Improved library coverage with the HV protocol

Libraries were generated from gDNA, with input amounts that span the overlapping input ranges of ThruPLEX DNA-Seq HV and ThruPLEX DNA-seq kits, using their respective protocols. The ThruPLEX DNA-Seq HV libraries show substantially better coverage at both inputs, as indicated by the improvements in uniform coverage (Table 2). These improvements in uniform coverage were made without sacrificing mapping, chimera, or duplication rates.

The ThruPLEX DNA-Seq HV library preparation kit for Illumina sequencing platforms elevates the ThruPLEX family by increasing starting input volume and expanding the amount of starting material when compared to previous ThruPLEX DNA-seq kits.

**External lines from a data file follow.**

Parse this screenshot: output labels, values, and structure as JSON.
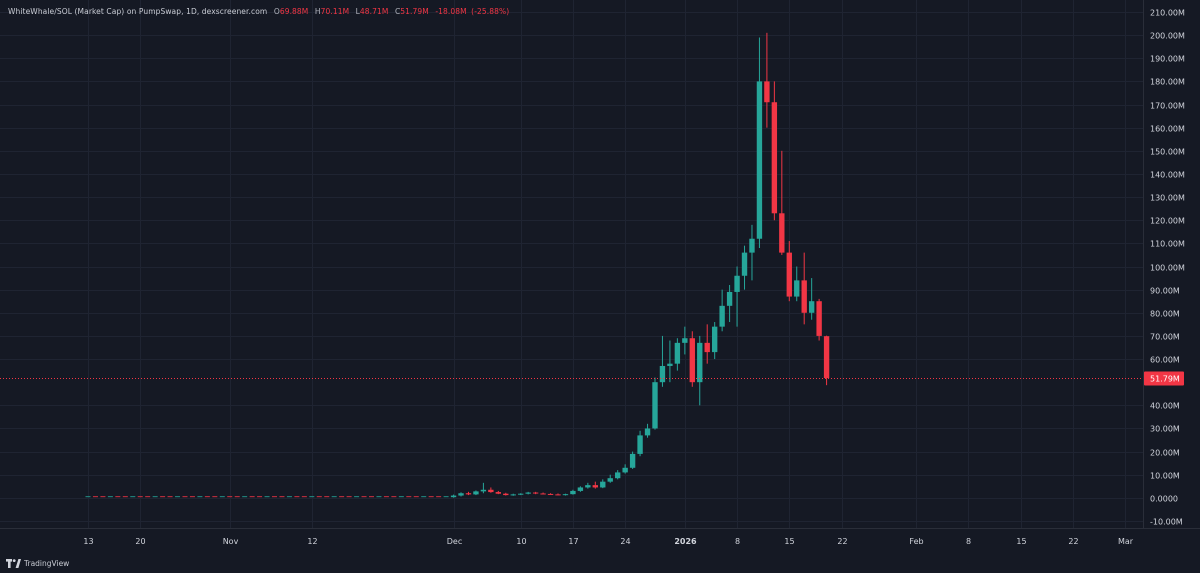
{
  "legend": {
    "title": "WhiteWhale/SOL (Market Cap) on PumpSwap, 1D, dexscreener.com",
    "open_label": "O",
    "open": "69.88M",
    "high_label": "H",
    "high": "70.11M",
    "low_label": "L",
    "low": "48.71M",
    "close_label": "C",
    "close": "51.79M",
    "change": "-18.08M",
    "change_pct": "(-25.88%)"
  },
  "branding": {
    "name": "TradingView"
  },
  "colors": {
    "background": "#151924",
    "up": "#26a69a",
    "down": "#f23645",
    "grid": "#1f2432",
    "axis_text": "#d1d4dc"
  },
  "chart_data": {
    "type": "candlestick",
    "interval": "1D",
    "y_unit": "M",
    "ylim": [
      -10,
      210
    ],
    "y_ticks": [
      {
        "value": 210,
        "label": "210.00M"
      },
      {
        "value": 200,
        "label": "200.00M"
      },
      {
        "value": 190,
        "label": "190.00M"
      },
      {
        "value": 180,
        "label": "180.00M"
      },
      {
        "value": 170,
        "label": "170.00M"
      },
      {
        "value": 160,
        "label": "160.00M"
      },
      {
        "value": 150,
        "label": "150.00M"
      },
      {
        "value": 140,
        "label": "140.00M"
      },
      {
        "value": 130,
        "label": "130.00M"
      },
      {
        "value": 120,
        "label": "120.00M"
      },
      {
        "value": 110,
        "label": "110.00M"
      },
      {
        "value": 100,
        "label": "100.00M"
      },
      {
        "value": 90,
        "label": "90.00M"
      },
      {
        "value": 80,
        "label": "80.00M"
      },
      {
        "value": 70,
        "label": "70.00M"
      },
      {
        "value": 60,
        "label": "60.00M"
      },
      {
        "value": 40,
        "label": "40.00M"
      },
      {
        "value": 30,
        "label": "30.00M"
      },
      {
        "value": 20,
        "label": "20.00M"
      },
      {
        "value": 10,
        "label": "10.00M"
      },
      {
        "value": 0,
        "label": "0.0000"
      },
      {
        "value": -10,
        "label": "-10.00M"
      }
    ],
    "x_ticks": [
      {
        "date": "2025-10-13",
        "label": "13",
        "bold": false
      },
      {
        "date": "2025-10-20",
        "label": "20",
        "bold": false
      },
      {
        "date": "2025-11-01",
        "label": "Nov",
        "bold": false
      },
      {
        "date": "2025-11-12",
        "label": "12",
        "bold": false
      },
      {
        "date": "2025-12-01",
        "label": "Dec",
        "bold": false
      },
      {
        "date": "2025-12-10",
        "label": "10",
        "bold": false
      },
      {
        "date": "2025-12-17",
        "label": "17",
        "bold": false
      },
      {
        "date": "2025-12-24",
        "label": "24",
        "bold": false
      },
      {
        "date": "2026-01-01",
        "label": "2026",
        "bold": true
      },
      {
        "date": "2026-01-08",
        "label": "8",
        "bold": false
      },
      {
        "date": "2026-01-15",
        "label": "15",
        "bold": false
      },
      {
        "date": "2026-01-22",
        "label": "22",
        "bold": false
      },
      {
        "date": "2026-02-01",
        "label": "Feb",
        "bold": false
      },
      {
        "date": "2026-02-08",
        "label": "8",
        "bold": false
      },
      {
        "date": "2026-02-15",
        "label": "15",
        "bold": false
      },
      {
        "date": "2026-02-22",
        "label": "22",
        "bold": false
      },
      {
        "date": "2026-03-01",
        "label": "Mar",
        "bold": false
      }
    ],
    "x_range": [
      "2025-10-13",
      "2026-03-01"
    ],
    "last_price": {
      "value": 51.79,
      "label": "51.79M"
    },
    "flat_period": {
      "from": "2025-10-13",
      "to": "2025-11-30",
      "value": 0.3
    },
    "candles": [
      {
        "date": "2025-12-01",
        "o": 0.3,
        "h": 1.4,
        "l": 0.1,
        "c": 1.0
      },
      {
        "date": "2025-12-02",
        "o": 1.0,
        "h": 2.4,
        "l": 0.6,
        "c": 2.0
      },
      {
        "date": "2025-12-03",
        "o": 2.0,
        "h": 2.6,
        "l": 1.2,
        "c": 1.5
      },
      {
        "date": "2025-12-04",
        "o": 1.5,
        "h": 3.2,
        "l": 1.2,
        "c": 2.8
      },
      {
        "date": "2025-12-05",
        "o": 2.8,
        "h": 6.5,
        "l": 2.0,
        "c": 3.5
      },
      {
        "date": "2025-12-06",
        "o": 3.5,
        "h": 4.5,
        "l": 2.2,
        "c": 2.5
      },
      {
        "date": "2025-12-07",
        "o": 2.5,
        "h": 3.0,
        "l": 1.6,
        "c": 1.8
      },
      {
        "date": "2025-12-08",
        "o": 1.8,
        "h": 2.2,
        "l": 1.0,
        "c": 1.2
      },
      {
        "date": "2025-12-09",
        "o": 1.2,
        "h": 1.8,
        "l": 0.9,
        "c": 1.5
      },
      {
        "date": "2025-12-10",
        "o": 1.5,
        "h": 2.0,
        "l": 1.2,
        "c": 1.8
      },
      {
        "date": "2025-12-11",
        "o": 1.8,
        "h": 2.6,
        "l": 1.5,
        "c": 2.3
      },
      {
        "date": "2025-12-12",
        "o": 2.3,
        "h": 2.6,
        "l": 1.6,
        "c": 1.9
      },
      {
        "date": "2025-12-13",
        "o": 1.9,
        "h": 2.3,
        "l": 1.6,
        "c": 1.7
      },
      {
        "date": "2025-12-14",
        "o": 1.7,
        "h": 2.0,
        "l": 1.4,
        "c": 1.5
      },
      {
        "date": "2025-12-15",
        "o": 1.5,
        "h": 1.9,
        "l": 1.2,
        "c": 1.4
      },
      {
        "date": "2025-12-16",
        "o": 1.4,
        "h": 1.8,
        "l": 1.0,
        "c": 1.6
      },
      {
        "date": "2025-12-17",
        "o": 1.6,
        "h": 3.5,
        "l": 1.4,
        "c": 3.0
      },
      {
        "date": "2025-12-18",
        "o": 3.0,
        "h": 5.0,
        "l": 2.6,
        "c": 4.5
      },
      {
        "date": "2025-12-19",
        "o": 4.5,
        "h": 6.5,
        "l": 4.0,
        "c": 5.5
      },
      {
        "date": "2025-12-20",
        "o": 5.5,
        "h": 7.0,
        "l": 4.0,
        "c": 4.5
      },
      {
        "date": "2025-12-21",
        "o": 4.5,
        "h": 8.0,
        "l": 4.2,
        "c": 7.0
      },
      {
        "date": "2025-12-22",
        "o": 7.0,
        "h": 10.0,
        "l": 6.5,
        "c": 8.5
      },
      {
        "date": "2025-12-23",
        "o": 8.5,
        "h": 12.0,
        "l": 8.0,
        "c": 11.0
      },
      {
        "date": "2025-12-24",
        "o": 11.0,
        "h": 14.5,
        "l": 10.5,
        "c": 13.0
      },
      {
        "date": "2025-12-25",
        "o": 13.0,
        "h": 20.0,
        "l": 12.5,
        "c": 19.0
      },
      {
        "date": "2025-12-26",
        "o": 19.0,
        "h": 29.0,
        "l": 18.0,
        "c": 27.0
      },
      {
        "date": "2025-12-27",
        "o": 27.0,
        "h": 32.0,
        "l": 26.0,
        "c": 30.0
      },
      {
        "date": "2025-12-28",
        "o": 30.0,
        "h": 52.0,
        "l": 29.5,
        "c": 50.0
      },
      {
        "date": "2025-12-29",
        "o": 50.0,
        "h": 70.0,
        "l": 48.0,
        "c": 57.0
      },
      {
        "date": "2025-12-30",
        "o": 57.0,
        "h": 68.0,
        "l": 50.0,
        "c": 58.0
      },
      {
        "date": "2025-12-31",
        "o": 58.0,
        "h": 69.0,
        "l": 55.0,
        "c": 67.0
      },
      {
        "date": "2026-01-01",
        "o": 67.0,
        "h": 74.0,
        "l": 62.0,
        "c": 69.0
      },
      {
        "date": "2026-01-02",
        "o": 69.0,
        "h": 72.0,
        "l": 48.0,
        "c": 50.0
      },
      {
        "date": "2026-01-03",
        "o": 50.0,
        "h": 70.0,
        "l": 40.0,
        "c": 67.0
      },
      {
        "date": "2026-01-04",
        "o": 67.0,
        "h": 75.0,
        "l": 58.0,
        "c": 63.0
      },
      {
        "date": "2026-01-05",
        "o": 63.0,
        "h": 76.0,
        "l": 60.0,
        "c": 74.0
      },
      {
        "date": "2026-01-06",
        "o": 74.0,
        "h": 90.0,
        "l": 72.0,
        "c": 83.0
      },
      {
        "date": "2026-01-07",
        "o": 83.0,
        "h": 92.0,
        "l": 76.0,
        "c": 89.0
      },
      {
        "date": "2026-01-08",
        "o": 89.0,
        "h": 100.0,
        "l": 74.0,
        "c": 96.0
      },
      {
        "date": "2026-01-09",
        "o": 96.0,
        "h": 109.0,
        "l": 90.0,
        "c": 106.0
      },
      {
        "date": "2026-01-10",
        "o": 106.0,
        "h": 118.0,
        "l": 94.0,
        "c": 112.0
      },
      {
        "date": "2026-01-11",
        "o": 112.0,
        "h": 199.0,
        "l": 108.0,
        "c": 180.0
      },
      {
        "date": "2026-01-12",
        "o": 180.0,
        "h": 201.0,
        "l": 160.0,
        "c": 171.0
      },
      {
        "date": "2026-01-13",
        "o": 171.0,
        "h": 180.0,
        "l": 120.0,
        "c": 123.0
      },
      {
        "date": "2026-01-14",
        "o": 123.0,
        "h": 150.0,
        "l": 105.0,
        "c": 106.0
      },
      {
        "date": "2026-01-15",
        "o": 106.0,
        "h": 111.0,
        "l": 85.0,
        "c": 87.0
      },
      {
        "date": "2026-01-16",
        "o": 87.0,
        "h": 100.0,
        "l": 85.0,
        "c": 94.0
      },
      {
        "date": "2026-01-17",
        "o": 94.0,
        "h": 106.0,
        "l": 75.0,
        "c": 80.0
      },
      {
        "date": "2026-01-18",
        "o": 80.0,
        "h": 95.0,
        "l": 77.0,
        "c": 85.0
      },
      {
        "date": "2026-01-19",
        "o": 85.0,
        "h": 86.0,
        "l": 68.0,
        "c": 70.0
      },
      {
        "date": "2026-01-20",
        "o": 69.88,
        "h": 70.11,
        "l": 48.71,
        "c": 51.79
      }
    ]
  }
}
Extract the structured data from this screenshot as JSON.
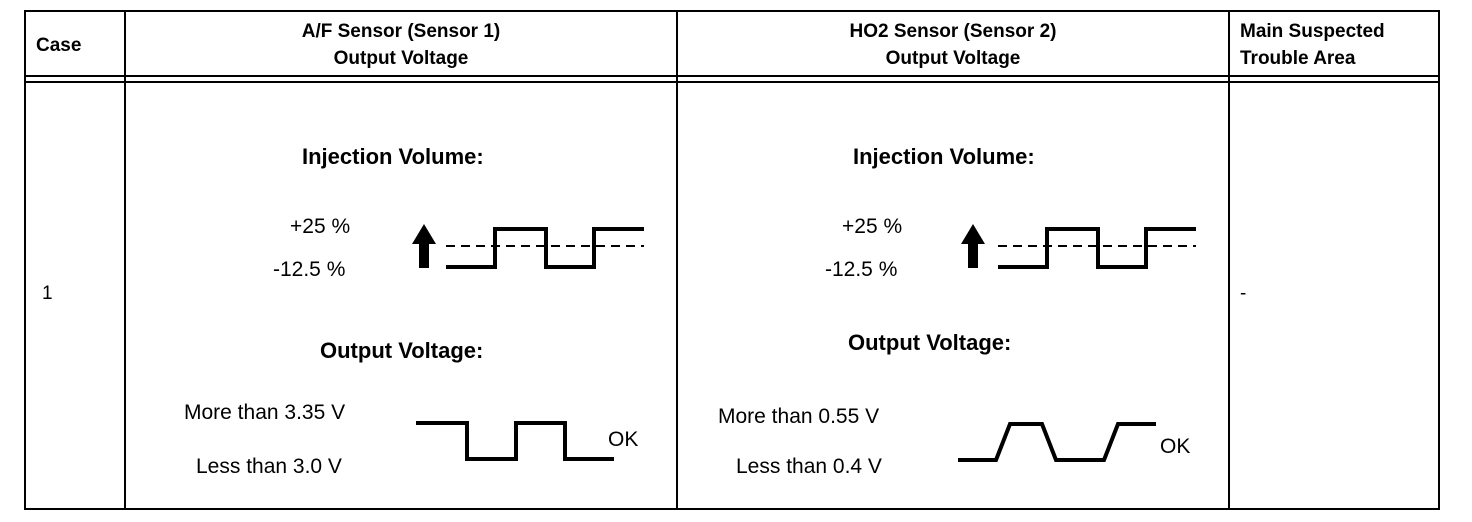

Along with these improvements, this advanced system retains the coveted single-tube workflow with no intermediate cleanup, which is synonymous with ThruPLEX DNA-seq technology. Through workflow optimization and reformulation, this kit provides substantial improvements in coverage of regions with increasing GC content. ThruPLEX DNA-Seq HV is a simple, fast, and accurate system with three addition-only steps that can be completed in a single tube in just two hours.

DNA preparation

Human genomic DNA from EMD Millipore (69237) or Horizon Discovery (HD701) and bacterial genomic DNA from Haemophilus influenzae 51907D-5, Escherichia coli 11303, or Rhodopseudomonas palustris BAA-98D-5 (ATCC) were sheared on a Covaris M220 following the 250-bp shearing protocol. Sheared input material was evaluated for correct size on an Agilent 2100 BioAnalyzer using High Sensitivity DNA Reagents. The concentration of these samples was measured using a Qubit 2.0 Fluorometer with the dsDNA High Sensitivity Assay Kit (Thermo Fisher Scientific).

Library preparation

Libraries were prepared as per the manufacturer's instructions using the ThruPLEX DNA-Seq HV kit or the ThruPLEX DNA-Seq Kit. All libraries were generated using dual indexes. Amplified libraries were pooled and then purified using AMPure XP beads (Beckman Coulter) and eluted in low TE buffer for whole-genome sequencing (WGS). Purified libraries' size was assessed on the Agilent 2100 BioAnalyzer using High Sensitivity DNA Reagents. Libraries were quantified by qPCR using Takara Bio's Library Quantification Kit, or Qubit 2.0 Fluorometer with the dsDNA High Sensitivity Assay Kit (Thermo Fisher Scientific).

Illumina sequencing

Quantified post-PCR libraries were pooled and loaded onto an Illumina MiSeq® V3 or NextSeq 500/550 v2.5 flow cell for sequencing, following Illumina-recommended loading concentrations.

Data analysis

For WGS data, reads were merged using FastQC and downsampled to equal numbers across all samples using seqtk. Adapters were trimmed using trimmomatic and each library was aligned to hg19 using Bowtie 2 and converted to sam format. Sam files were converted to bam files using samtools. Library metrics were collected from bam files using the following: Picard Tools, MarkDuplicates, AlignmentSummaryMetrics, CollectInsertSizeMetrics, CollectGcBiasMetrics, and CollectWgsMetrics.

Chen Y. C., Liu T., Yu C. H., Chiang T. Y., Hwang C. C. Effects of GC bias in next-generation-sequencing data on de novo genome assembly. PLoS One 8, e62856 (2013).

Tan, G., Opitz, L., Schlapbach, R. et al. Long fragments achieve lower base quality in Illumina paired-end sequencing. Sci. Rep. 9, 2856 (2019).